4 thoughts on “Quando a gravíssima crise chinesa ocorrer, o Brasil afundará junto ou sai fortalecido?

  1. Escuto esse papo de que agora a crise chinesa vai chegar ha pelo menos uns 30 anos, e o que se vê na prática é que a cada dia a economia deles fica mais perto de superar a dos EUA.

    Sobre o Brasil, a chave para nossa sobrevivência é reindustrialização, confiar que o agro é a saída é subestimar a capacidade do dragão chinês. Não duvido que num futuro próximo eles consigam contornar o problema de déficit de alimentos, e aí sim podemos cravar que será o fim do Brasil.

  2. Li em algum lugar que os chineses estão mudando seus hábitos. Será que o presidente da China Xi Jinping conseguirá implementar as mudanças econômicas necessárias para evitar a japanificação da China?

    “No entanto, em algum nível, os pessimistas têm razão: a segunda maior economia do mundo está enfrentando uma desaceleração do consumo.

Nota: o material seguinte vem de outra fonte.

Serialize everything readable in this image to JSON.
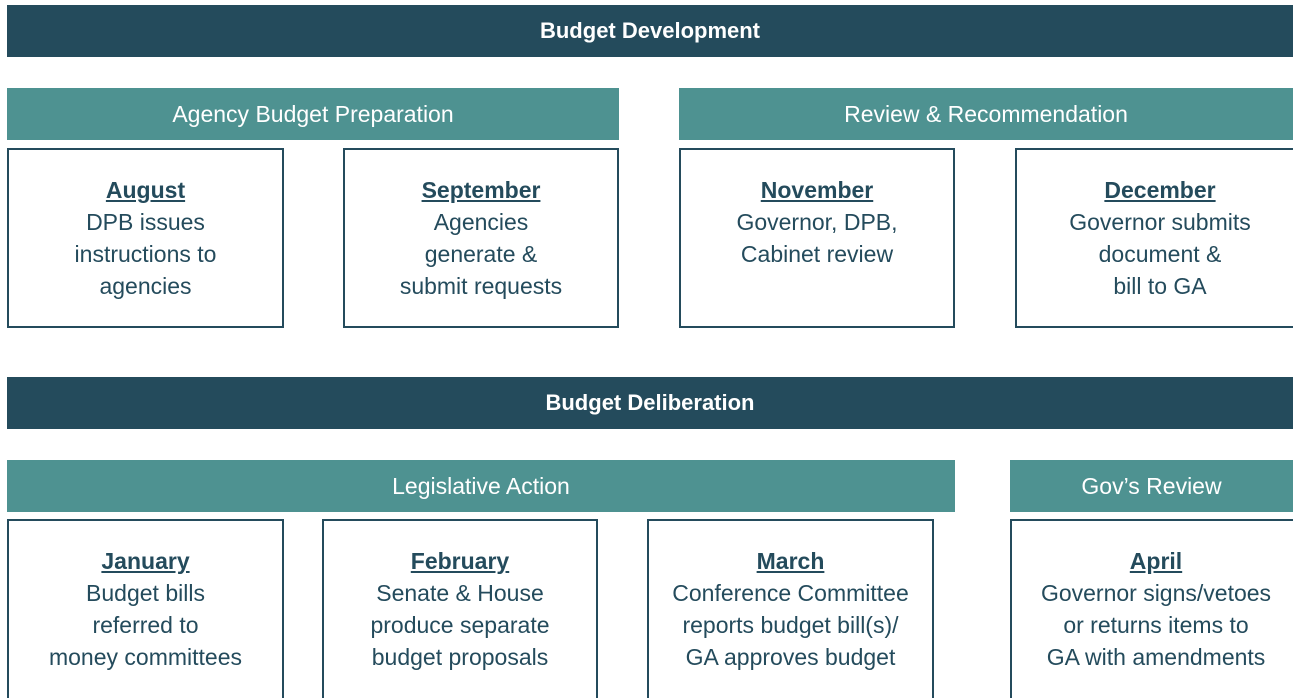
{
  "sections": [
    {
      "title": "Budget Development",
      "groups": [
        {
          "title": "Agency Budget Preparation",
          "items": [
            {
              "month": "August",
              "lines": [
                "DPB issues",
                "instructions to",
                "agencies"
              ]
            },
            {
              "month": "September",
              "lines": [
                "Agencies",
                "generate &",
                "submit requests"
              ]
            }
          ]
        },
        {
          "title": "Review & Recommendation",
          "items": [
            {
              "month": "November",
              "lines": [
                "Governor, DPB,",
                "Cabinet review"
              ]
            },
            {
              "month": "December",
              "lines": [
                "Governor submits",
                "document &",
                "bill to GA"
              ]
            }
          ]
        }
      ]
    },
    {
      "title": "Budget Deliberation",
      "groups": [
        {
          "title": "Legislative Action",
          "items": [
            {
              "month": "January",
              "lines": [
                "Budget bills",
                "referred to",
                "money committees"
              ]
            },
            {
              "month": "February",
              "lines": [
                "Senate & House",
                "produce separate",
                "budget proposals"
              ]
            },
            {
              "month": "March",
              "lines": [
                "Conference Committee",
                "reports budget bill(s)/",
                "GA approves budget"
              ]
            }
          ]
        },
        {
          "title": "Gov’s Review",
          "items": [
            {
              "month": "April",
              "lines": [
                "Governor signs/vetoes",
                "or returns items to",
                "GA with amendments"
              ]
            }
          ]
        }
      ]
    }
  ]
}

    Isso ocorre em parte porque o povo chinês está gastando um terço de sua renda em economias, formando uma poupança de 120 trilhões de yuans no sistema bancário. O período de férias escolares de dois meses liberou um pouco dessa poupança estagnada, mas os consumidores estão demonstrando menos interesse atualmente nos produtos que o mercado oferece.

    Em média, cada chinês tem cerca de 42 metros quadrados de área útil, uma quantidade confortável para qualquer país. Consequentemente, há pouco crescimento a ser obtido com mais moradias.

    Enquanto isso, a carne de porco sempre teve uma ponderação enorme no índice de preços ao consumidor do país, mas muitas famílias estão jantando outras coisas hoje em dia. Além disso, em 2020, a China já declarou o fim da pobreza no país.

    Os gostos chineses estão mudando. Muitos chineses não gostam mais de sair em casas de chá, escolhendo campos de café e fim de semana ou jogos de tabuleiro. Onde conseguir o suficiente para comer era anteriormente uma obsessão, perder peso agora é um grande negócio.

    É notável que 84% dos chineses que estudam no exterior atualmente retornem à sua terra natal após a formatura para procurar trabalho, de acordo com uma pesquisa da Caixin Media. O número de graduados no exterior atingiu 1 milhão em 2021 e provavelmente aumentou ainda mais no ano passado. Ainda assim, esses jovens chineses veem mais oportunidades em casa, apesar do alto desemprego juvenil, do que no exterior.

    Talvez eles saibam algo que a mídia ocidental no exterior não sabe.”